Note: There is no separate “OCR” step. The model reads the pixels and outputs the JSON in a single pass.

4. Smart Validation (The “Guardrails”)

Once the AI returns the JSON, it isn’t blindly trusted. It passes through the Anomaly Detection Engine:

  1. Structure Check: Is the JSON valid? Do the required fields exist?
  2. Business Logic:
    • Does Line Item Total = Quantity * Unit Price?
    • Does the sum of line items match the Grand Total?
    • Is the date in the future?
  3. State Transition:
    • Pass: Status update -> READY_FOR_ERP
    • Fail: Status update -> NEEDS_REVIEW (with specific error reason, e.g., “Math Mismatch”).

5. The “Expert Loop” Interface

The user returns to the UI to manage the results. Because we kept the filesystem simple, the UI logic is straightforward:

  • To Review: The UI queries the DB: SELECT * FROM purchase_orders WHERE current_state = 'NEEDS_REVIEW'.
  • To Display: The UI loads the corresponding PDF from /po/archive/.

The Decision Fork:

From this screen, the user makes one of two explicit decisions:

Path A: “Approve for ERP”

  • Scenario: The AI was correct, or the user fixed a minor typo.
  • Action: The validated JSON is posted to the ERP system.
  • State: POSTED_TO_ERP

Path B: “Mark for Retraining”

  • Scenario: The AI fundamentally misinterpreted the document layout (e.g., missed an entire column).
  • Action: The user corrects the data and flags it.
  • State: RETRAIN_REQUIRED
  • Outcome: This specific document (fetched from /archive/) and its corrected data are queued for the Model Retraining Service to improve the next version of the model.

6. MariaDB Schema

The database schema tracks the PO’s detailed status, decoupling it from the file location.

SQL

CREATE TABLE purchase_orders (
    id BIGINT AUTO_INCREMENT PRIMARY KEY,
    doc_id CHAR(64) NOT NULL,            -- SHA-256 Hash
    filename VARCHAR(255) NOT NULL,      -- Points to file in /archive/
    current_state ENUM(
        'INITIAL',
        'PROCESSING',
        'READY_FOR_ERP',                 -- AI High Confidence & Logic Pass
        'NEEDS_REVIEW',                  -- Logic Failure or Low Confidence
        'POSTED_TO_ERP',
        'RETRAIN_REQUIRED',              -- Flagged by Human
        'RETRAINED'
    ) NOT NULL DEFAULT 'INITIAL',
    
    extracted_json JSON,                 -- Raw output from Qwen2-VL
    corrected_json JSON,                 -- Human-corrected version
    validation_errors TEXT,              -- Why did it fail logic checks?
    erp_reference_id VARCHAR(128),
    
    created_at TIMESTAMP DEFAULT CURRENT_TIMESTAMP,
    updated_at TIMESTAMP DEFAULT CURRENT_TIMESTAMP ON UPDATE CURRENT_TIMESTAMP,
    
    UNIQUE KEY uq_doc_identity (filename, doc_id)
);

7. State Transition Diagram

To ensure strict auditability, the purchase order moves through a deterministic state machine. The workflow enables automation where possible but enforces human decision-making where necessary.
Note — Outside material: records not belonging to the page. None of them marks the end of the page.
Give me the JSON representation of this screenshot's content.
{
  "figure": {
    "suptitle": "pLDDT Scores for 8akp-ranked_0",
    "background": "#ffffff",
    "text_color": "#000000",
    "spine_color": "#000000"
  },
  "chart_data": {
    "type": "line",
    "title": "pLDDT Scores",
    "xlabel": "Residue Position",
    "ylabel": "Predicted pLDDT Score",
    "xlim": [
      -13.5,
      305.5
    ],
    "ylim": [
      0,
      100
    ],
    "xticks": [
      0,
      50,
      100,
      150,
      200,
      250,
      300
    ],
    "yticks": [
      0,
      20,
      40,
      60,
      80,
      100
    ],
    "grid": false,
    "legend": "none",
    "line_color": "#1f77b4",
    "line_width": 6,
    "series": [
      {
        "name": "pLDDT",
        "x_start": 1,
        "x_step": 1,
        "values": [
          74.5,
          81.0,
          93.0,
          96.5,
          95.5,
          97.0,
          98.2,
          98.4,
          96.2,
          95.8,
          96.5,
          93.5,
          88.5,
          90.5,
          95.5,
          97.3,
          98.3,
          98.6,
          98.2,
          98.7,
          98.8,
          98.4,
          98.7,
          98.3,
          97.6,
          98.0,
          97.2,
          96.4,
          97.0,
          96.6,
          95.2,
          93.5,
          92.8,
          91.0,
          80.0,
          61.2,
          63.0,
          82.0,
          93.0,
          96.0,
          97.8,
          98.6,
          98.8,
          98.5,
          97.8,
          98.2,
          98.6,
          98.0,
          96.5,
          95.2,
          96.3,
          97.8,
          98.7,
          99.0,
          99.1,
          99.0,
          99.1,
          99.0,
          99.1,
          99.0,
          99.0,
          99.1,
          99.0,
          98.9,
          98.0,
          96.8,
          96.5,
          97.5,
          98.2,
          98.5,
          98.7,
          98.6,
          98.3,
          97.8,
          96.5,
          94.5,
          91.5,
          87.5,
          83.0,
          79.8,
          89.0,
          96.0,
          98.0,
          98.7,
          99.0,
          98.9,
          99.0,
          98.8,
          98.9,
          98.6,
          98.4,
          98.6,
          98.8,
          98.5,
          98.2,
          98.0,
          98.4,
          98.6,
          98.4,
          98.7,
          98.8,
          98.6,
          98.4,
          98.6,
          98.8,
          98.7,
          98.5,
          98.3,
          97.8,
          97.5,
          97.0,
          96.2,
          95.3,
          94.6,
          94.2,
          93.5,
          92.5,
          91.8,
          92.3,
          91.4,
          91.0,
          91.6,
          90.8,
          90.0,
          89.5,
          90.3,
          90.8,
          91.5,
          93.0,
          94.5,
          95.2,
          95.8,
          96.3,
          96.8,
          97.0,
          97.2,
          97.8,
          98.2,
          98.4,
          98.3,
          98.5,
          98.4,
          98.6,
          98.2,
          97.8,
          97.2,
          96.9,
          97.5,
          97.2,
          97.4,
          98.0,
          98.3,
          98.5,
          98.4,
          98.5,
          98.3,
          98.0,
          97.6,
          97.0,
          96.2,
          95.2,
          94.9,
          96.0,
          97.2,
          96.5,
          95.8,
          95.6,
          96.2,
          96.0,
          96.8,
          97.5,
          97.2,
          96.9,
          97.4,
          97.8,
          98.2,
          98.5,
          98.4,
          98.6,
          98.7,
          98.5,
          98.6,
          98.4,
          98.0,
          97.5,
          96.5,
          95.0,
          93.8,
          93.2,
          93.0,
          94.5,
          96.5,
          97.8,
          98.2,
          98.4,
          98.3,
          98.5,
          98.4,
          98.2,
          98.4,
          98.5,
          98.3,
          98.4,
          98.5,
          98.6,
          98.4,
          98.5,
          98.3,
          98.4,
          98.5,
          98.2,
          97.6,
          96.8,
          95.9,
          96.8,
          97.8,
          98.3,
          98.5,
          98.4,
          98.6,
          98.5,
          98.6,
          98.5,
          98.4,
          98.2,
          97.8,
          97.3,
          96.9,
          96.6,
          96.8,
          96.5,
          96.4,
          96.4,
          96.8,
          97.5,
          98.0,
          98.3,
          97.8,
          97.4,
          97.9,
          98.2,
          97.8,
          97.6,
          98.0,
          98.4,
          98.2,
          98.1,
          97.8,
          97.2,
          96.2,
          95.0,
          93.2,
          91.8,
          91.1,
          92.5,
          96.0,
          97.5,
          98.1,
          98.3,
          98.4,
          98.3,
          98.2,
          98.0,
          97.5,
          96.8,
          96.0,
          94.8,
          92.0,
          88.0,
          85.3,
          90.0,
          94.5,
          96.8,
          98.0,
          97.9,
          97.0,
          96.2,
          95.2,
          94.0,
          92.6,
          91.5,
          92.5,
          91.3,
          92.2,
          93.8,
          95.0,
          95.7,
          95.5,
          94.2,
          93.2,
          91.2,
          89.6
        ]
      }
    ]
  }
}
    [*] --> INITIAL: File in /input
    INITIAL --> PROCESSING: User clicks "Process"
    
    state "AI Inference & Logic Check" as AI_CHECK
    PROCESSING --> AI_CHECK
    
    state join_state <<choice>>
    AI_CHECK --> join_state
    
    join_state --> READY_FOR_ERP: High Confidence & Valid Logic
    join_state --> NEEDS_REVIEW: Anomaly Detected / Validation Failed
    
    READY_FOR_ERP --> POSTED_TO_ERP: Auto-Post / One-Click Approval
    
    NEEDS_REVIEW --> POSTED_TO_ERP: User Corrects Data
    NEEDS_REVIEW --> RETRAIN_REQUIRED: User Flags Model Failure
    
    RETRAIN_REQUIRED --> RETRAINED: Model Retraining Service
    POSTED_TO_ERP --> [*]
    RETRAINED --> [*]

The Logic Flow:

  1. The Happy Path: The document moves from PROCESSING $\to$ READY_FOR_ERP $\to$ POSTED_TO_ERP. In a mature system, this happens without human intervention.
  2. The Safety Net: Any logic failure (e.g., date mismatch) forces the document into NEEDS_REVIEW.
  3. The Learning Path: This is the architecture’s unique value. Instead of just fixing the error, the user can branch to RETRAIN_REQUIRED. This guarantees that the specific edge case that caused the failure is fed back into the model, thereby closing the quality loop.